U.S. oil and natural gas drilling activity dropped to 2004 levels in the first quarter, the American Petroleum Institute said Wednesday.
The U.S. rig count has been declining from last fall’s high of 2,031 rigs and is now less than half that at 1,005, according to the most recent report by Houston-based oil field services company Baker Hughes. Of those, 790 are natural gas rigs.
Many analysts expect the rig count to fall to about 800 as the industry adjusts to lower demand stemming from the recession and to a glut of natural gas from last year’s boom in shale drilling.
The institute estimates that 11,071 oil wells, natural gas wells and dry holes were completed in the first quarter this year, a 22 percent drop from the first quarter of last year and a 35 percent drop from the fourth quarter.
Also, the estimated number of new exploratory wells decreased by 11 percent from the first quarter of 2008, the industry trade group said. Natural gas wells completed in the first quarter dropped 23 percent, which the institute called “the most severe quarterly decline for natural gas plays in this decade.”
In its short-term energy and summer fuels outlook unveiled Tuesday, the Energy Information Administration, an arm of the Department of Energy, forecast natural gas spot prices to average $4.24 per thousand cubic feet this year and $5.83 next year.
“Higher prices are expected in 2010 as the economy improves.
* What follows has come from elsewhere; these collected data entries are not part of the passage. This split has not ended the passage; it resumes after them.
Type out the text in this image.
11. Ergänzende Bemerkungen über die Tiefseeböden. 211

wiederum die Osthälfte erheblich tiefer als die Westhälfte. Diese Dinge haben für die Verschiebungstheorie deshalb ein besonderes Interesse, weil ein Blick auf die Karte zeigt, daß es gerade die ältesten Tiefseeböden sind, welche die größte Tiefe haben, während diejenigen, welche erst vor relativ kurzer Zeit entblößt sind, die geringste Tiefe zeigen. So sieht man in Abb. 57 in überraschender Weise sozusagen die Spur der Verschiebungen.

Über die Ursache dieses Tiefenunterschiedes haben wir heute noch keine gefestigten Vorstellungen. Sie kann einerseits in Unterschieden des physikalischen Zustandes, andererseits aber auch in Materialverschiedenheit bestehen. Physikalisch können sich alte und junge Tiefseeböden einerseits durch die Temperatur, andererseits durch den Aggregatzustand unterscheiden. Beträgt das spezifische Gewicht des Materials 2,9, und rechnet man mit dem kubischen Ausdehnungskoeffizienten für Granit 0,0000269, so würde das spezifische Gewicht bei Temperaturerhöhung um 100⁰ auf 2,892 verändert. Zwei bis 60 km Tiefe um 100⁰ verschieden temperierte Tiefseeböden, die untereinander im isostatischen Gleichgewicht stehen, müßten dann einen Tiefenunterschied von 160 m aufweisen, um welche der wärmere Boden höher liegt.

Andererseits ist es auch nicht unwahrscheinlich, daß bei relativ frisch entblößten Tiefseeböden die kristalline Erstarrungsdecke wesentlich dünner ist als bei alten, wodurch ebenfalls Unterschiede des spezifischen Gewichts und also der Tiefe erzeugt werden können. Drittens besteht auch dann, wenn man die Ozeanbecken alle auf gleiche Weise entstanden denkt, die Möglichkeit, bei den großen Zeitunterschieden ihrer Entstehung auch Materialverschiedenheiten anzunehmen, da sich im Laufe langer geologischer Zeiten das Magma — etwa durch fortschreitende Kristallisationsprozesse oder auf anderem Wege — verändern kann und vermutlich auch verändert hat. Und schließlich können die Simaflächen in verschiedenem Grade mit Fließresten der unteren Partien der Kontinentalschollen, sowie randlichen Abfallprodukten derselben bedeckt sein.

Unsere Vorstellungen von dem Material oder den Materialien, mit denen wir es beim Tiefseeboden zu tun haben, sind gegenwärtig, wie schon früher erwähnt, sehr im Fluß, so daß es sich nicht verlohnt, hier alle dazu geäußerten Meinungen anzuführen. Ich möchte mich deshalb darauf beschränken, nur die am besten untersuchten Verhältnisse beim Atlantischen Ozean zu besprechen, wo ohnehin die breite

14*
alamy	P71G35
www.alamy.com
In addition to demand recovery, the current drilling cutback and limited access to credit for producers could lead to even higher prices if supply fails to keep pace with demand in the short term,” the agency said.
However, it said, prices could remain depressed amid larger-than-expected increases in liquefied natural gas imports as well as sustained economic weakness.
As of April 3, natural gas in storage available for use was 1.674 trillion cubic feet, 310 billion cubic feet above the five-year average and the second-highest recorded since 1991, behind only March 2006. The agency said those stockpiles could set records by the end of the summer.
It expects total natural gas consumption to fall by 1.8 percent, largely driven by a 7.4 percent drop in industrial demand.
The agency expects residential and commercial consumption to rise slightly because it is driven more by weather than the economy.